Here's me placing a Salewa Warthog at a waterfall on Icicle Creek by Leavenworth Wa in 1975. We went up there, saw the waterfall & climbed it. I had total faith in my tools, unlike one of my partners, who freaked out, & did a really hard mixed pitch, to escape doing the next easy lead on the waterfall.
Damn. If we weren't both old and out of it, I'd say we should meet in the Rockies (the real ones,,, the ones in Canada) in February and get after some ice. But, given that gym climbing and modest mountain biking is pretty much my winter limit, memory lane is what I have, So, memories -- with primitive equipment:
Sweet stuff guys. Word has it this may have been a Chouinard prototype; haven't seen one like it.

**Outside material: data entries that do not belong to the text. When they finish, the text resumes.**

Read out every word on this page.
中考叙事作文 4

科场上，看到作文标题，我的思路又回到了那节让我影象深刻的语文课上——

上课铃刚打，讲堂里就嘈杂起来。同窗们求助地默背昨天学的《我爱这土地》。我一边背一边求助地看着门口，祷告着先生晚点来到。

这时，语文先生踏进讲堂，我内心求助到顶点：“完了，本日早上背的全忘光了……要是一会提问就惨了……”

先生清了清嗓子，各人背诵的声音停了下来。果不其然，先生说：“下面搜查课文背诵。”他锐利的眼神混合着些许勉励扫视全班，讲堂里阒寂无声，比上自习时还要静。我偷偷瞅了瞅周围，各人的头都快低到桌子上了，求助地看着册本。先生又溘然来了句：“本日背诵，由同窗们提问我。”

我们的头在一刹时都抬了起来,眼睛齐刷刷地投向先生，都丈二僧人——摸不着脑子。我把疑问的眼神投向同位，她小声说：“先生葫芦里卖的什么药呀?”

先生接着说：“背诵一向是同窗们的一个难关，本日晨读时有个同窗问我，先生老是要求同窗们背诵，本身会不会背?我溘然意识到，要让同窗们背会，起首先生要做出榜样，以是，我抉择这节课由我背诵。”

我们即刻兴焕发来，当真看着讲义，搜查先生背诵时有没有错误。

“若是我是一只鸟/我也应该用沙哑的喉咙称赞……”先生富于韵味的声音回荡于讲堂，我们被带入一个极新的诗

johntp: I think Chouinard Zero North Wall hammers like yours were sold by Interalp into the Euro market. I bought a near-identical one from a fellow in England a few years back. It was 40 cm long, while the Chouinard catalog for 1978 state the new fiberglass North Wall Zeros were 50 cm. Here's a photo of the two, side by side.
David! Per your mention:
"Damn. If we weren't both old and out of it, I'd say we should meet in the Rockies (the real ones,,, the ones in Canada) in February and get after some ice."
I retired from waterfall climbing in particular, & ice climbing in general in 1984. I had moved to SLC to humor the first company to hire me as an outdoor sales rep & had bought a home in the burbs near the ski canyons. On a cold Feb. morning I was navigating a climbing buddy, who was visiting from Alaska, up Little Cottonwood Canyon on crowded icy roads. I knew there were some small waterfalls near the mouth of the canyon & he noticed them & got quite enthused about us climbing them. Totally concentrating on the road & nearby cars, my subconscious mind answered: "No, I think I've used up my waterfall climbing luck."
I was somewhat stunned that I said such a thing, but I had been climbing waterfalls without any falls or major incidents since 1974. I had suffered way too many very close calls on alpine ice climbs & after I thought about what I had said, I decided there was a deep-seated reason for it & quit. Of course, I still kept rock climbing.
Here's a better photo of the ice piton page from Chouinard's 1972 -74 catalog.
climber bob last edited by
I worked for the kings for years. steve called me into his office one morning and gave me this axe.
@climber-bob Damn! A real treasure.
At first I wondered who are the kings and who is steve? Then I read the link and got it. Pretty sweet. I wouldn't call it vintage, but a good share.